Мой брат, Алексей Иванович, капитан 1 ранга в отставке, по моим следам в 1944 году поступил в Военно-морскую спецшколу, но дальше пошел тем путем, которым не удалось пройти мне. Окончил Высшее военно-морское училище им. Фрунзе и большую часть своей флотской службы прослужил на Балтике на тральщиках. Почти 20 лет эти героические маленькие корабли очищали Финский залив и Балтийское море от немецких и наших мин. Последние годы брат был командиром 94-й Краснознаменной бригады траления и, уйдя в отставку, остался жить в Таллине и не порывает связей с флотом: является членом правления «Клуба ветеранов флота», возглавляет ветеранскую организацию бригады траления. Благодаря его хлопотам, больше 20 человек, служивших в его бригаде, получили боевой знак «За боевое траление». Награжденные этим знаком по льготам приравнены к участникам Великой отечественной войны. В «Клуб ветеранов флота», кстати, принят и теперешний капитан «Суур-Тылла» Олаф Ваармаа. Через брата он тоже просил меня прислать некоторую информацию о корабле. В частности, места установок орудий и пулеметов и прочее.

Брат все статьи и заметки о «Суур-Тылле» в местной печати пересылает мне. В 1989 г. в газете «Советская Эстония» из заметки «Отзовитесь, моряки с «Суур-Тылла», узнал, что комитетом ветеранов этого корабля приглашаются на встречу бывшие моряки «Суур-Тылла». Позже организаторы встреч опубликовали списки разыскиваемых бывших членов команды. Членов так называемой комендантской команды, которая служила на корабле с 1 июля 41 по 5 августа 42 года в этом списке, естественно, не было. Поэтому я и не подавал о себе никаких вестей.

Директором филиала морского музея на «Суур-Тылле» оказался сослуживец моего брата по бригаде траления. Он, оказывается, собирает материал для книги об истории «Суур-Тылла» и, узнав от брата, что я служил какое-то время на этом корабле, прислал через брата мне письмо в конце 96 – начале 97 года (даты на письме не было, а письмо брата затерялось). Вопросы, поставленные в письме, довольно любопытны своим нехорошим «душком». Думаю, что они стоят того, чтобы привести их полностью вместе с коротким письмом.

«Уважаемый Владимир Иванович. Говоря откровенно, я счастлив, что удалось найти Вас – одного из первых военных моряков 1941 г. на нашем ледоколе.
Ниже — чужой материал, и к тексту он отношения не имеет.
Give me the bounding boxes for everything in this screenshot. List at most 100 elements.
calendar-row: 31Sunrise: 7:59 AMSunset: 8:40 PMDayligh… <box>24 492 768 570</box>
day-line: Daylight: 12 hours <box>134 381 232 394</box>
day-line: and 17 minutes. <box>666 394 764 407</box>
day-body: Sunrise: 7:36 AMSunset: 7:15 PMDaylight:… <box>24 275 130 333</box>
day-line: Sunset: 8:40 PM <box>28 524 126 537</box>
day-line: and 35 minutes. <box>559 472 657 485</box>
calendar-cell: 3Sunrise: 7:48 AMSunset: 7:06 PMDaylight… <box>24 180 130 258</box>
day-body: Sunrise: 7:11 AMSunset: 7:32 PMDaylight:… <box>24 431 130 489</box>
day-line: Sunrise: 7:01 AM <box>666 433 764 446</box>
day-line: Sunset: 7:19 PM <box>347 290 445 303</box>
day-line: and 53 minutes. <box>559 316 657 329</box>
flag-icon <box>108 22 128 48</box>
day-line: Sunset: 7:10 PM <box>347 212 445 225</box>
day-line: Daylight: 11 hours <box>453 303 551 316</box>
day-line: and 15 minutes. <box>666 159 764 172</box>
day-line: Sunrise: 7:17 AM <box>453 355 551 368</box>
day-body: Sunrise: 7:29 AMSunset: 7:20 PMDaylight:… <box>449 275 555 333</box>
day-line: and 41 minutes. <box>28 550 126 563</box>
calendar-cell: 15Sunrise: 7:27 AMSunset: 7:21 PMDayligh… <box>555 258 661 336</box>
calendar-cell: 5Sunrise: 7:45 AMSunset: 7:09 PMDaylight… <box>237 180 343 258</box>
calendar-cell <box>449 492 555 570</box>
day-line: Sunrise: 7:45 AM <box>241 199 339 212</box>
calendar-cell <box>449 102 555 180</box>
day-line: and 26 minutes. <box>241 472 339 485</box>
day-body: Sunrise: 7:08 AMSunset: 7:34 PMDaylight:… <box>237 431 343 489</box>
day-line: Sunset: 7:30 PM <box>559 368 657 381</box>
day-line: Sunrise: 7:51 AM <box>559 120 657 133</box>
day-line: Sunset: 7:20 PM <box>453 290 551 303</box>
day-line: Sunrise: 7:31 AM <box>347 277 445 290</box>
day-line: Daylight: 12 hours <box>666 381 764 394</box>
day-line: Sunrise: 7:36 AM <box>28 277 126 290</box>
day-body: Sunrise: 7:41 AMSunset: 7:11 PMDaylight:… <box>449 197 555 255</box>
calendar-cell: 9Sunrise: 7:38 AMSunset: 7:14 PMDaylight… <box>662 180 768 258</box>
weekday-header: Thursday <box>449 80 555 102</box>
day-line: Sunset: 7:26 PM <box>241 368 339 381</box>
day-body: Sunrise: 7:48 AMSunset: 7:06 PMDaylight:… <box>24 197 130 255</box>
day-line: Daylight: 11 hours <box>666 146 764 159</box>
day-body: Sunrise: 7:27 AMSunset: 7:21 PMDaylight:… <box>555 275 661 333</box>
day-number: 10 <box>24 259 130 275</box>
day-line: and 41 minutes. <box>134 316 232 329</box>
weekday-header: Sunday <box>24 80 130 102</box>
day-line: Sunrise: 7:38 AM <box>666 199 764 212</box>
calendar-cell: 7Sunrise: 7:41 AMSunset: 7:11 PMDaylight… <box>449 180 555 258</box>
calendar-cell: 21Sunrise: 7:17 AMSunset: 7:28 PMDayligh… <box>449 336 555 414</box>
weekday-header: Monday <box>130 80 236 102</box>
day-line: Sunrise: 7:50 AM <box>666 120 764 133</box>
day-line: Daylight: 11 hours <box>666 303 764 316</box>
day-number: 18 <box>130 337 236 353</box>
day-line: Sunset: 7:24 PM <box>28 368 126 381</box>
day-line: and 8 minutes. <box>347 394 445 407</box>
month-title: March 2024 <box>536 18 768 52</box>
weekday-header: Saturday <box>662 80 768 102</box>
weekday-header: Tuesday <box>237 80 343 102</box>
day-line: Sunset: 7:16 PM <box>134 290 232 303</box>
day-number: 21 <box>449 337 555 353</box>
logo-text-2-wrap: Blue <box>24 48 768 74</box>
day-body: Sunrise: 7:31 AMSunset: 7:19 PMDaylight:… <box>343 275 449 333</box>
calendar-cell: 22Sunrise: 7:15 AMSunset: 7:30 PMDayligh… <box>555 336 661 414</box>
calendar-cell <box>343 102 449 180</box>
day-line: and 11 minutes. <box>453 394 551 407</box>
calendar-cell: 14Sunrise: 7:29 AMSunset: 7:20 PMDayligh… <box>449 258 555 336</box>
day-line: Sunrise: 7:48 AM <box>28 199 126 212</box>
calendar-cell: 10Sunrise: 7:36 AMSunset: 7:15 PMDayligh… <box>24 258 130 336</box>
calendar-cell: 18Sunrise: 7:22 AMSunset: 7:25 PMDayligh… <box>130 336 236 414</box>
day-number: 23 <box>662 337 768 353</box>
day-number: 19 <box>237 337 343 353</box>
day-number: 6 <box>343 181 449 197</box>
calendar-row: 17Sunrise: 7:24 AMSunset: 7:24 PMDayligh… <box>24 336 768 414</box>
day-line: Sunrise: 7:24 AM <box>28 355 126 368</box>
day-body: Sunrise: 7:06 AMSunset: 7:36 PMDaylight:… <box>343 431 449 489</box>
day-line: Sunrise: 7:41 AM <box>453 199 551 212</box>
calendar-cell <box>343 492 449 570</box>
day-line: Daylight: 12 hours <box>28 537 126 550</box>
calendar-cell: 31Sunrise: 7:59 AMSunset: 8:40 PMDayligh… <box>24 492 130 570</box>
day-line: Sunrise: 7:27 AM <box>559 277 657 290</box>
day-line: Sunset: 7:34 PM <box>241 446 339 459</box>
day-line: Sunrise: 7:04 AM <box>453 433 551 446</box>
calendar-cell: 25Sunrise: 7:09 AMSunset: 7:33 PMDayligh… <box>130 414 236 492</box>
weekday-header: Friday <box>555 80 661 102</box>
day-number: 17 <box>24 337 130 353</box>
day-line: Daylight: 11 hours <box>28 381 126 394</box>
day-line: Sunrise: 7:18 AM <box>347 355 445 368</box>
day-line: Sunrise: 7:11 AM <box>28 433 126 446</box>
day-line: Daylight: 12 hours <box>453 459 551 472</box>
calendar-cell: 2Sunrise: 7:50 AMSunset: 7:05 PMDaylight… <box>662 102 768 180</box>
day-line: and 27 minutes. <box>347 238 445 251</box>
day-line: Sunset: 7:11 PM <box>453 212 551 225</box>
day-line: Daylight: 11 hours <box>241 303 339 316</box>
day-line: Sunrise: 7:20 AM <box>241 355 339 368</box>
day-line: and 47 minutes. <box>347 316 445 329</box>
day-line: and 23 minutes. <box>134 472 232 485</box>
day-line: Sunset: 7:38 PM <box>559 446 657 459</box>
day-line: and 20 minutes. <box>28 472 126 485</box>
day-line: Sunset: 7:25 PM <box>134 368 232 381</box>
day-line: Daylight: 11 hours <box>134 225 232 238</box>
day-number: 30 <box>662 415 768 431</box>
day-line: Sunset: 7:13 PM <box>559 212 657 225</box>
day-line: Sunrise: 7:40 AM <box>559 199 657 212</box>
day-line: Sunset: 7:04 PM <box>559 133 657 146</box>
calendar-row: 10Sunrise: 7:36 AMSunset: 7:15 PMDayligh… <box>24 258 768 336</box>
Прошу принять низкий поклон моряка и историка.

Забудьте на время, что вы солидный офицер-медик, вернитесь воспоминаниями в свою флотскую молодость, станьте на время краснофлотцем-комендором и попытайтесь как можно детальнее уточнить:

– Все, что связано с появлением коменданской команды на ледоколе, откуда поступило орудие и якобы всего 100 снарядов.

– Что помните по Таллинскому переходу 28- 29.08.41 г. О капитане X. Тыниссоо, старпоме О. Равдмаа, военкоме Линиче (якобы последний, паникуя, хватал штурвал, мешая маневрам судна. Известно, что впоследствии он был снят за бездеятельность и даже за что-то посажен).

Владимир Иванович Трифонов. 2000 г

– Как была снята 25.10.41 г. эстонская команда и как потом «надежный» советский экипаж сорвал 2-5.11.41 г. переход на Ханко, т.к. не умели держать пар в котлах, едва дошли до Гогланда и обратно.

– Любая информация о размещении пулеметов и орудий (первоначально).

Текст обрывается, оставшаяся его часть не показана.